Voorzitter. Dinsdagochtend 2 november 2004, bijna precies tien jaar geleden, werd Theo van Gogh in Amsterdam vermoord door de moslimterrorist Mohammed Bouyeri. Gisteravond was er een documentaire op de televisie, genaamd Dossier EenVandaag, waarin de officier van justitie, de heer Van Straelen, die de zaak toen behandelde, een aantal opzienbarende uitspraken deed. Hij zei dat Mohammed Bouyeri niet alleen zou hebben gehandeld. Sterker nog, hij zei ervan overtuigd te zijn geweest dat Bouyeri niet alleen heeft gehandeld, dat er mensen zijn geweest die hem hebben geholpen bij het verkennen van de moordroute, bij het verkrijgen van het wapen waarmee Theo van Gogh is vermoord, en bij de financiering van Bouyeri, die al een tijdje geen uitkering meer had. Ook werd gezegd dat de AIVD de informatie die de dienst had, zoals telefoontaps, pas na de moord, na 2 november, heeft gedeeld. Een aantal van deze zaken is al eerder besproken in een rapport van de CTIVD, maar een aantal zaken ook niet, zoals de punten van de officier van justitie die ik net noemde. Mijn fractie wil hier graag volstrekte helderheid over hebben. Ik zou dan ook willen vragen om met de grootst mogelijke spoed, in ieder geval nog deze week, een brief te krijgen van de minister van Binnenlandse Zaken, die verantwoordelijk is voor de AIVD, waarin wij volstrekte helderheid krijgen over de punten die ik net noemde en alle andere punten die in de documentaire naar voren kwamen. 

De voorzitter:

Er wordt gevraagd om een brief. Donderdag voor 12.00 uur lijkt mij een goed moment, zodat het punt eventueel nog in de regeling van werkzaamheden aan de orde kan komen. 

De heer Van Raak (SP):

Na tien jaar is nog heel veel onduidelijk. Het is nu ook duidelijk geworden dát er heel veel onduidelijk is. Een aantal jaren geleden heb ik om een aanvullend onderzoek door de CTIVD gevraagd. Daar was toen geen meerderheid in de Kamer voor. Ik denk dat het heel belangrijk is dat wij hier in de Tweede Kamer een moment hebben om te overleggen. Naar aanleiding van de brief moeten wij dus wat mij betreft snel een debat voeren. Het is heel belangrijk dat wij als Tweede Kamer de CTIVD, de Commissie van Toezicht betreffende de Inlichtingen- en Veiligheidsdiensten, vragen om het onderzoek dat zij in het verleden niet heeft kunnen afmaken, alsnog af te maken. 

De heer Dijkhoff (VVD):

Ook voor de VVD is het een belangrijke zaak. Wij steunen de vraag om een brief. 

De heer Recourt (PvdA):

Steun voor de brief. Ik voeg toe dat ook wellicht het Openbaar Ministerie kan aangegeven welke positie het had en heeft. 

De heer Oskam (CDA):

Het CDA steunt het verzoek van de heer Wilders. 

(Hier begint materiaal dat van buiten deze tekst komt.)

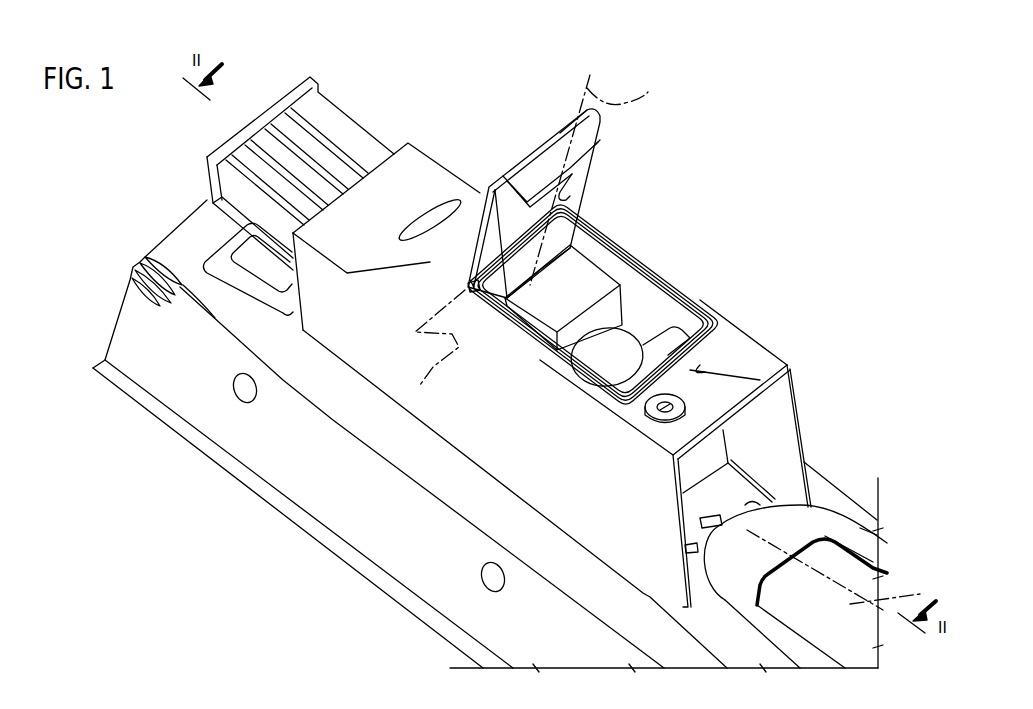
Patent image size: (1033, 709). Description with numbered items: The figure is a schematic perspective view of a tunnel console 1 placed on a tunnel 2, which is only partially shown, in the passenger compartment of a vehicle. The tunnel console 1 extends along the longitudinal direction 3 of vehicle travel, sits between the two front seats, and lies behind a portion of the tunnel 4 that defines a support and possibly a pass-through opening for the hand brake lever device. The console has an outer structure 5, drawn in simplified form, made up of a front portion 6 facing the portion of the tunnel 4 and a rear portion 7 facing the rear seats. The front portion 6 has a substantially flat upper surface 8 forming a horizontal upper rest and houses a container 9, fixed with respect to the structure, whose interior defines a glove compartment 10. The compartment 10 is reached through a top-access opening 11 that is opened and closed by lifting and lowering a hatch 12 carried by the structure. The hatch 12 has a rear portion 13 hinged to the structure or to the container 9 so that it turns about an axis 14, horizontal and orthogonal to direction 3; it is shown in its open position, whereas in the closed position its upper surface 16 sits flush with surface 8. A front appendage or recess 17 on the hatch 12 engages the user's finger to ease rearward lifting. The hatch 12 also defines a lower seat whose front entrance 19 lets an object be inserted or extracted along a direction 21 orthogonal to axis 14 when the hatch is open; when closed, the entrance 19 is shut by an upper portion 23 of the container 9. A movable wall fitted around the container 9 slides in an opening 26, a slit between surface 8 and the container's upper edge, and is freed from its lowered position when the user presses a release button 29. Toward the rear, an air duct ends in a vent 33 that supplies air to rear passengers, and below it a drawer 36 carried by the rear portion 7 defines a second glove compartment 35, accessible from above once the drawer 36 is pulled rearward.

The tunnel console 1 is at (796, 189).
The tunnel 2 is at (857, 490).
The longitudinal direction 3 is at (920, 594).
The portion of the tunnel 4 is at (867, 548).
The outer structure 5 is at (805, 400).
The front portion 6 is at (768, 348).
The rear portion 7 is at (428, 155).
The upper surface 8 is at (773, 337).
The container 9 is at (685, 318).
The glove compartment 10 is at (700, 325).
The top-access opening 11 is at (650, 266).
The hatch 12 is at (598, 174).
The rear portion of the hatch 13 is at (455, 276).
The axis 14 is at (440, 341).
The upper surface of the hatch 16 is at (565, 114).
The front appendage or recess 17 is at (535, 145).
The front entrance 19 is at (593, 145).
The insertion/extraction direction 21 is at (650, 97).
The upper portion of the container 23 is at (741, 350).
The opening 26 is at (705, 358).
The release button 29 is at (655, 415).
The vent 33 is at (434, 215).
The glove compartment 35 is at (345, 145).
The drawer 36 is at (310, 90).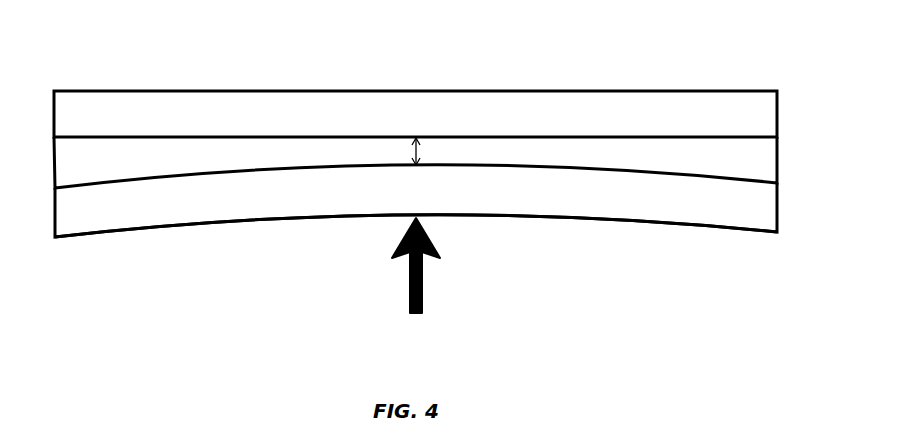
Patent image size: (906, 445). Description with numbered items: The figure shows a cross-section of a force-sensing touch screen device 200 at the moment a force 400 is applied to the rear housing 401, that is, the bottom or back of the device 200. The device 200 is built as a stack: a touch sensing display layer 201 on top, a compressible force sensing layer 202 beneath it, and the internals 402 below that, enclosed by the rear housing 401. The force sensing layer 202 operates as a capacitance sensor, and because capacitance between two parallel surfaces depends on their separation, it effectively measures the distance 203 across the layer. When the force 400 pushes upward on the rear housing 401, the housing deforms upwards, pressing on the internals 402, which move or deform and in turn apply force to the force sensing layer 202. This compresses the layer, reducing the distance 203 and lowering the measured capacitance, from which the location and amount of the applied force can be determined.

The touch screen device 200 is at (415, 130).
The touch sensing display layer 201 is at (415, 114).
The force sensing layer 202 is at (415, 162).
The distance 203 is at (399, 151).
The force 400 is at (430, 265).
The rear housing 401 is at (115, 243).
The internals 402 is at (416, 210).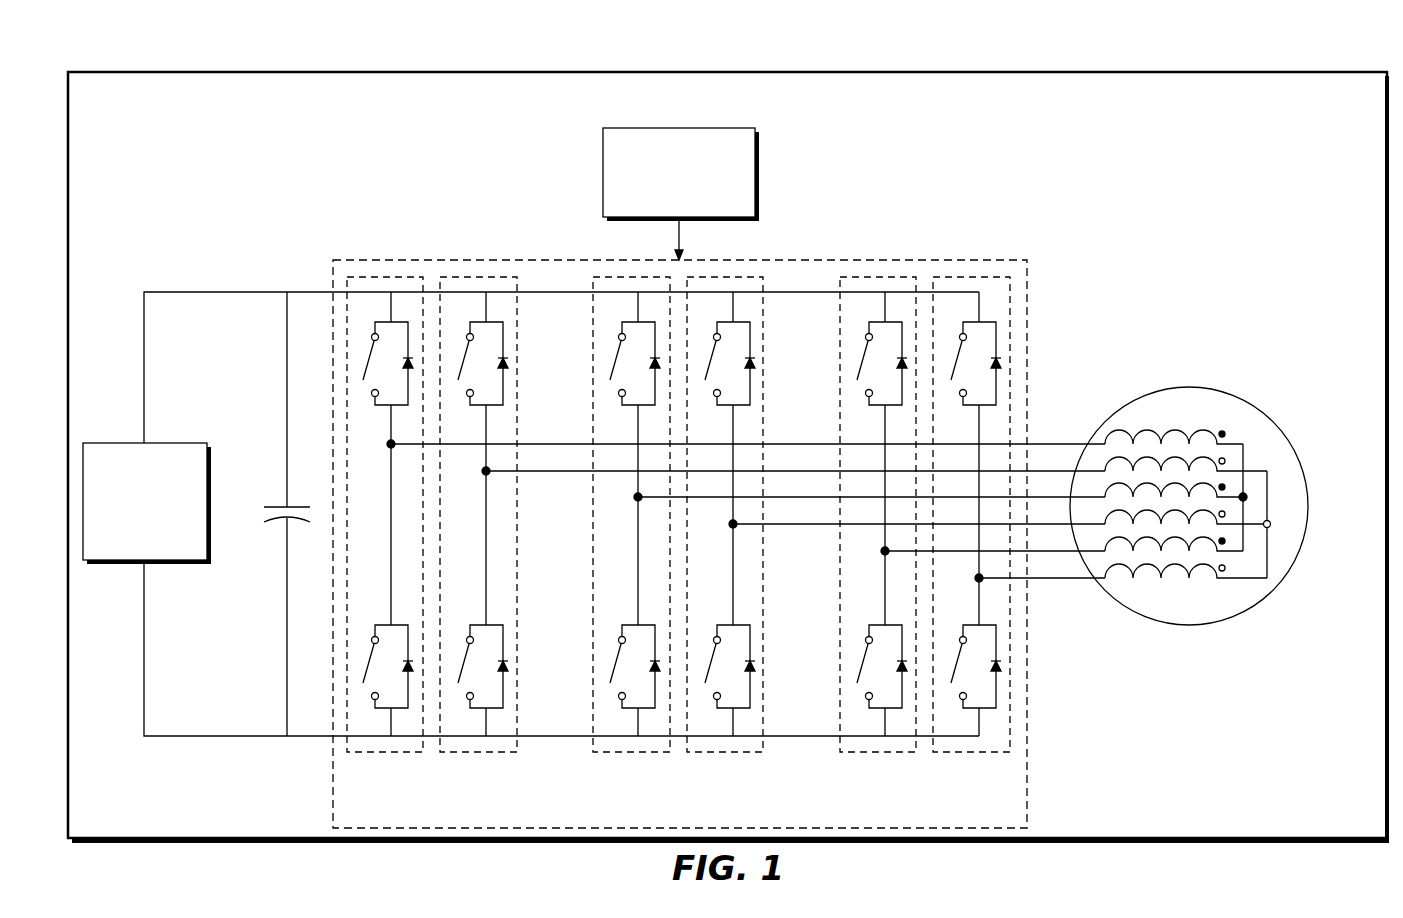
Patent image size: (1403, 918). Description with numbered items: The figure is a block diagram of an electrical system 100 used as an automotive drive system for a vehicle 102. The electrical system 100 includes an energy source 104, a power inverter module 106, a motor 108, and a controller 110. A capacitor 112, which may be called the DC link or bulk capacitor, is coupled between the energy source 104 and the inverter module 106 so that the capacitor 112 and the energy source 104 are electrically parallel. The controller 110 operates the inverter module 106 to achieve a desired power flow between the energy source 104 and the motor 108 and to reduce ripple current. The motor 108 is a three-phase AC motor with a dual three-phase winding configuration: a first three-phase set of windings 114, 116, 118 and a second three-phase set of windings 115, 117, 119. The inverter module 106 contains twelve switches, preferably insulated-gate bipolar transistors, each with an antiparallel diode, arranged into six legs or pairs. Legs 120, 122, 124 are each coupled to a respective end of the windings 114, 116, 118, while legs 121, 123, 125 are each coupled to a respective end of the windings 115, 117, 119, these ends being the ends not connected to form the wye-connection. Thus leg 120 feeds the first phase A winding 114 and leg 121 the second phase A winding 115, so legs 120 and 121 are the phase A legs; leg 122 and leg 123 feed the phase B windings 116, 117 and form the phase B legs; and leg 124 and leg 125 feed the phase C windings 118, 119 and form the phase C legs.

De heer Bontes (Groep Bontes/Van Klaveren):

De onderste steen moet boven komen, dus uiteraard steun. 

Mevrouw Berndsen-Jansen (D66):

Ook steun. Ik denk dat het heel belangrijk is dat in de brief met name duidelijk wordt ingegaan op de uitspraken van de hoofdofficier. 

Mevrouw Voortman (GroenLinks):

Er zijn veel onduidelijkheden en er zijn inderdaad ook nog weer onduidelijkheden bij gekomen, dus ook steun van GroenLinks voor het verzoek om een brief. 

De heer Bisschop (SGP):

Een aangelegen punt. Van harte steun voor de brief, ook wat betreft de uitlatingen van het OM. Ik steun ook van harte het aanvullende verzoek van de heer Van Raak. 

De heer Segers (ChristenUnie):

Namens de ChristenUnie-fractie steun voor het verzoek om deze brief. 

Mevrouw Ouwehand (PvdD):

Steun voor de brief en voor de aanvullende verzoeken van de collega's. 

De heer Klein (50PLUS/Klein):

Ik geef graag steun aan dit verzoek. 

De heer Van Vliet (Van Vliet):

Zo kan ook ik de heer Wilders nog eens steunen. 

De voorzitter:

Mijnheer Wilders, u hebt brede steun voor uw verzoek. 

De heer Wilders (PVV):

Dank aan alle collega's voor de steun. Dit is een belangrijke zaak. Graag ontvang ik de brief donderdag voor de regeling. 

De voorzitter:

Ik zal het stenogram van dit gedeelte van de vergadering doorgeleiden naar het kabinet. 

Daarmee is er een einde gekomen aan de regeling van werkzaamheden.